Potremmo scoprire che il mondo nel frattempo è cambiato, come è successo in altri paesi europei. E sarebbe tardi.
D. Nella prospettiva futura di trasformazioni profonde rispetto ai temi oggetto di questa conversazione, non può essere trascurato il rischio dell’accentuarsi delle tensioni e dello scontro sociale. Qual è la Sua visione in merito agli strumenti per garantire il processo di riforma in atto mantenendo il livello adeguato di coesione e stabilità sociale?
R. Il Patto per l’Italia, che abbiamo sottoscritto il luglio scorso con il consenso di ben 36 su 37 organizzazioni, non è un documento statico ma costituisce l’impegno a mantenere il metodo del dialogo sociale.
è ben vero che ineludibili esigenze di competitività e di rispetto dei vincoli dell’Unione Europea impegnano l’Italia a rendere più moderno il proprio mercato del lavoro e il proprio Stato sociale. Queste riforme comportano necessariamente il superamento di vecchie regole per produrre tutele più effettive e più sostenibili. Esistono tuttavia resistenze conservatrici che non sono eliminabili pena la rinuncia al cambiamento.
Il nostro sforzo sarà dedicato a coniugare ancora la migliore riforma con il massimo consenso possibile.
D. La recente recrudescenza del terrorismo interno di matrice brigatista si pone, purtroppo, come uno degli elementi che deve essere trattato in una conversazione sui temi della riforma sociale. è un fatto che i più recenti delitti rivendicati dalle Brigate Rosse - Tarantelli, D’Antona, Biagi - hanno tentato di inserirsi nel dialogo sociale attraverso l’atto terroristico. Che rapporto vede tra i processi di riforma e il ritorno del terrorismo brigatista?
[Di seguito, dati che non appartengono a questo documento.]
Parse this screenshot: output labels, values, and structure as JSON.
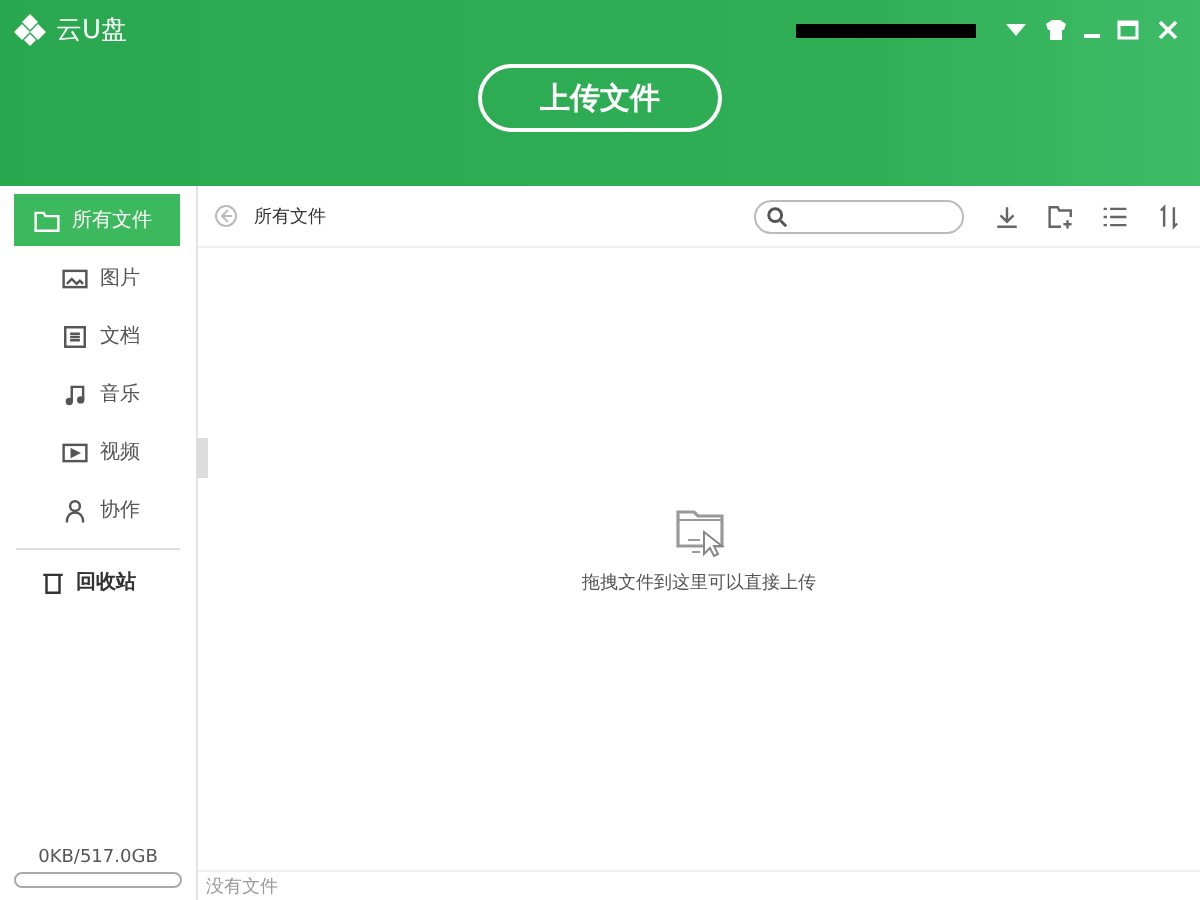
{
  "app": {
    "title": "云U盘"
  },
  "upload_button": {
    "label": "上传文件"
  },
  "sidebar": {
    "items": [
      {
        "label": "所有文件",
        "kind": "folder",
        "selected": true
      },
      {
        "label": "图片",
        "kind": "image",
        "selected": false
      },
      {
        "label": "文档",
        "kind": "doc",
        "selected": false
      },
      {
        "label": "音乐",
        "kind": "music",
        "selected": false
      },
      {
        "label": "视频",
        "kind": "video",
        "selected": false
      },
      {
        "label": "协作",
        "kind": "user",
        "selected": false
      }
    ],
    "trash": {
      "label": "回收站"
    },
    "storage": {
      "text": "0KB/517.0GB",
      "level": 0
    }
  },
  "breadcrumb": "所有文件",
  "empty_hint": "拖拽文件到这里可以直接上传",
  "status_bar": "没有文件"
}
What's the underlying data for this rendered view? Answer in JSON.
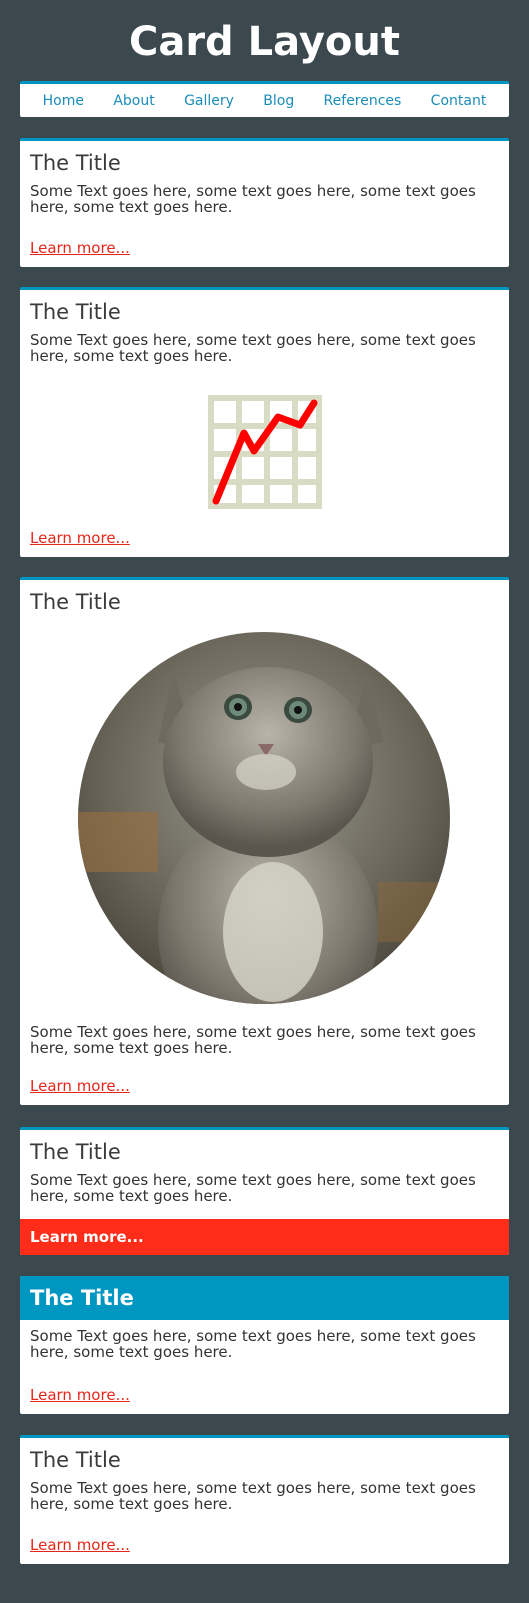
{
  "header": {
    "title": "Card Layout"
  },
  "nav": [
    "Home",
    "About",
    "Gallery",
    "Blog",
    "References",
    "Contant"
  ],
  "cards": [
    {
      "title": "The Title",
      "text": "Some Text goes here, some text goes here, some text goes here, some text goes here.",
      "link": "Learn more..."
    },
    {
      "title": "The Title",
      "text": "Some Text goes here, some text goes here, some text goes here, some text goes here.",
      "link": "Learn more..."
    },
    {
      "title": "The Title",
      "text": "Some Text goes here, some text goes here, some text goes here, some text goes here.",
      "link": "Learn more..."
    },
    {
      "title": "The Title",
      "text": "Some Text goes here, some text goes here, some text goes here, some text goes here.",
      "link": "Learn more..."
    },
    {
      "title": "The Title",
      "text": "Some Text goes here, some text goes here, some text goes here, some text goes here.",
      "link": "Learn more..."
    },
    {
      "title": "The Title",
      "text": "Some Text goes here, some text goes here, some text goes here, some text goes here.",
      "link": "Learn more..."
    }
  ],
  "colors": {
    "background": "#3b484e",
    "accent": "#0096c2",
    "link": "#e6261a",
    "cta": "#ff2c1a"
  },
  "icons": {
    "chart": "line-chart-icon"
  }
}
Esistono a Suo avviso, forme di prevenzione idonee a disinnescare il ricatto del minimalismo armato, togliendo il seppur minimo ascolto al messaggio brigatista?
R. Il tema del lavoro si è purtroppo confermato quale terreno privilegiato dell’azione brigatista che cerca sempre di porsi in sincronia con le tensioni sociali, nella speranza di acquisire una base di consenso, come si evince dai comunicati brigatisti nei quali si individua anche la mano di persone che conoscono il circuito politico sociale del lavoro.
Nessuno degli attori istituzionali e sociali può ovviamente accettare il ricatto terrorista e in relazione ad esso rinunciare alle proprie convinzioni. è peraltro certamente utile ricordare sempre che ogni contrasto di opinioni, per quanto forte, si colloca entro un quadro di valori e di obiettivi condivisi, quali sono non solo i fondamentali della nostra Repubblica, ma anche, nel caso del lavoro, i contenuti della Strategia Europea per l’Occupazione. Ciò aiuterebbe non solo genericamente ad “abbassare i toni”, ma ancor più a relativizzare il conflitto politico sociale riconducendolo alla dimensione di una normale dialettica democratica.
Sarebbe altresì necessario alzare collettivamente la guardia nei confronti di un fenomeno terrorista che in quanto più “raro” colpisce con periodicità più lunga che in passato ma che per questo risulta più difficile da individuare. Auspico quindi una rinnovata mobilitazione di tutte le organizzazioni sociali per produrre quella intelligenza e quella vigilanza collettiva che possono concorrere a isolare i fenomeni di “brodo culturale” del terrorismo e a segnalare le anomalie e le situazioni sospette nei luoghi di lavoro. Siamo probabilmente in presenza anche di figure eversive “coperte” che di giorno o per lunghi periodi svolgono attività normali, risvegliandosi in poche occasioni. Mi auguro che non sia necessaria un’altra vittima per ricordare la presenza di un fenomeno che da almeno quattro anni ha ripreso ad accompagnare la nostra vita democratica.